Treatment Strategies Focused on Cause

Treatment for gastric erythema depends on the specific underlying cause identified through the diagnostic workup. If an H. pylori infection is confirmed, the standard approach involves an eradication therapy combining multiple antibiotics with a proton pump inhibitor (PPI). This combination therapy is designed to kill the bacteria and reduce stomach acid, allowing the inflamed mucosa to heal.

For cases linked to chemical irritants, the primary treatment involves removing the offending agent. This means stopping the use of NSAIDs or switching to alternative pain relievers that do not compromise the gastric lining. Patients are also advised to cease or significantly reduce alcohol and tobacco use, as these substances directly irritate the mucosa.

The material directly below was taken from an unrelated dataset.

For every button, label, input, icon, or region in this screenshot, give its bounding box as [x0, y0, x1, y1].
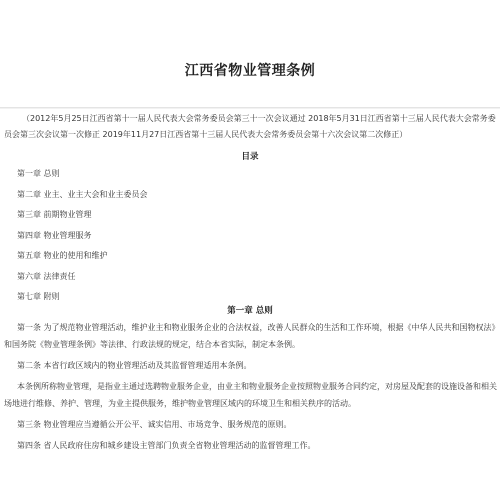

Acid-suppressing medications are frequently prescribed to allow the stomach lining to recover, regardless of the initial trigger. Proton pump inhibitors (PPIs) and H2 blockers work by reducing the amount of acid produced by the stomach, decreasing the caustic environment that perpetuates the inflammation. For autoimmune gastritis, the focus shifts to managing the resulting nutritional deficiencies, often requiring Vitamin B12 injections or supplements to correct pernicious anemia.